Thursday, July 29, 2010

I've Submitted My PhD Thesis

Back in 2003 I was invited to deliver a keynote address at a conference at the University of Teesside in Middlesbrough, England. It was called COSIGN, for Computational Semiotics on Games and New Media. While I was there I met one of the organizers, Dr. Clive Fencott, at the School of Computing and Mathematics. He invited me to become a Visiting Fellow at Teesside and to study for a special degree they have there called a PhD by Completed Work. The degree is specifically intended for people who have spent many years in industry, and have done enough work there to merit a PhD. I gratefully took him up on it, although it has taken me several more years to get around to writing up my thesis.

I finally started working seriously on it this spring, and I have just formally submitted it for consideration. The title is Resolutions to Some Problems in Interactive Storytelling, and it addresses some issues that I first brought up at the Computer Game Developers' Conference all the way back in 1995: the Problem of Amnesia, the Problem of Internal Consistency, and the Problem of Narrative Flow. At the time I thought that these problems might be insoluble, that they just had to be lived with. However, I went on thinking about them, and discussing them and other problems of interactive storytelling from time to time at the Game Developers' Conference. Eventually I came to the realization that our expectations about the ideal interactive storytelling experience were based on a set of unrealistic assumptions, and that as game designers we were actually setting ourselves up to fail. By abandoning those assumptions, I found a new way of thinking about the respective roles of the player and the designer that resolves the Problems of Internal Consistency and Narrative Flow. I explained my new perspective at GDC 2006, in a lecture called "A New Vision for Interactive Stories."

The thesis itself explains the new schema, compares it with the work of others in the field, and critques my older works. At the heart of it lies a realization that the player in an avatar-based interactive story is in part an actor, and so takes joint responsibility for the quality of the experience that he has. This flies in the face of conventional game industry wisdom, which places all the responsibility on the shoulders of the designer, and assumes that the player should be able to do whatever he wants.

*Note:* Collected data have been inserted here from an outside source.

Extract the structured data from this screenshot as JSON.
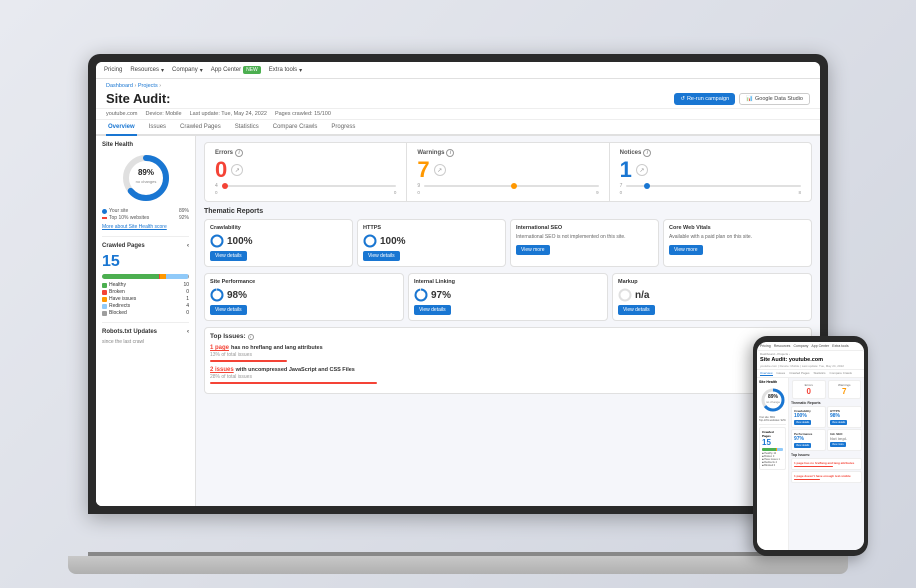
{
  "nav": {
    "items": [
      "Pricing",
      "Resources",
      "Company",
      "App Center",
      "Extra tools"
    ],
    "app_center_badge": "NEW"
  },
  "breadcrumb": {
    "items": [
      "Dashboard",
      "Projects"
    ]
  },
  "page": {
    "title": "Site Audit:",
    "domain": "youtube.com",
    "device": "Device: Mobile",
    "last_update": "Last update: Tue, May 24, 2022",
    "pages_crawled": "Pages crawled: 15/100"
  },
  "buttons": {
    "rerun": "Re-run campaign",
    "google": "Google Data Studio"
  },
  "tabs": [
    "Overview",
    "Issues",
    "Crawled Pages",
    "Statistics",
    "Compare Crawls",
    "Progress"
  ],
  "metrics": {
    "errors": {
      "label": "Errors",
      "value": "0",
      "change": "4",
      "scale_start": "0",
      "scale_end": "0"
    },
    "warnings": {
      "label": "Warnings",
      "value": "7",
      "change": "9",
      "scale_start": "0",
      "scale_end": "9"
    },
    "notices": {
      "label": "Notices",
      "value": "1",
      "change": "7",
      "scale_start": "0",
      "scale_end": "8"
    }
  },
  "site_health": {
    "label": "Site Health",
    "percentage": "89%",
    "subtitle": "no changes",
    "your_site_label": "Your site",
    "your_site_value": "89%",
    "top10_label": "Top 10% websites",
    "top10_value": "92%",
    "more_link": "More about Site Health score"
  },
  "crawled_pages": {
    "label": "Crawled Pages",
    "count": "15",
    "items": [
      {
        "label": "Healthy",
        "value": "10",
        "color": "#4CAF50"
      },
      {
        "label": "Broken",
        "value": "0",
        "color": "#f44336"
      },
      {
        "label": "Have issues",
        "value": "1",
        "color": "#FF9800"
      },
      {
        "label": "Redirects",
        "value": "4",
        "color": "#90CAF9"
      },
      {
        "label": "Blocked",
        "value": "0",
        "color": "#9E9E9E"
      }
    ]
  },
  "thematic_reports": {
    "label": "Thematic Reports",
    "cards": [
      {
        "title": "Crawlability",
        "value": "100%",
        "btn": "View details"
      },
      {
        "title": "HTTPS",
        "value": "100%",
        "btn": "View details"
      },
      {
        "title": "International SEO",
        "desc": "International SEO is not implemented on this site.",
        "btn": "View more"
      },
      {
        "title": "Core Web Vitals",
        "desc": "Available with a paid plan on this site.",
        "btn": "View more"
      },
      {
        "title": "Site Performance",
        "value": "98%",
        "btn": "View details"
      },
      {
        "title": "Internal Linking",
        "value": "97%",
        "btn": "View details"
      },
      {
        "title": "Markup",
        "value": "n/a",
        "btn": "View details"
      }
    ]
  },
  "top_issues": {
    "label": "Top Issues:",
    "items": [
      {
        "link_text": "1 page",
        "desc": "has no hreflang and lang attributes",
        "meta": "13% of total issues",
        "bar_width": "13",
        "bar_color": "#f44336"
      },
      {
        "link_text": "2 issues",
        "desc": "with uncompressed JavaScript and CSS Files",
        "meta": "28% of total issues",
        "bar_width": "28",
        "bar_color": "#f44336"
      }
    ]
  },
  "robots_section": {
    "label": "Robots.txt Updates",
    "sublabel": "since the last crawl"
  },
  "phone": {
    "domain": "Site Audit: youtube.com",
    "errors_value": "0",
    "warnings_value": "7",
    "health_pct": "89%",
    "health_subtitle": "no change",
    "crawled_num": "15",
    "issues": [
      "1 page has no hreflang and lang attributes",
      "1 page doesn't have enough text-visible"
    ]
  }
}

My thesis also discusses a few other contributions I have made over the years, mostly in my Designer's Notebook columns at Gamasutra. Among them are the distinction between dramatic tension and gameplay tension and the idea that an automated story-generation system might keep a credibility budget to be sure that it didn't generate stories that were too outrageous to be believed.

Anyway, I've turned it in, and I'm now waiting for my supervisor to name a committee of examiners to read and pass judgment on it. I expect to conduct my defense (which in England they still call by the Latin name viva voce) sometime in October or November.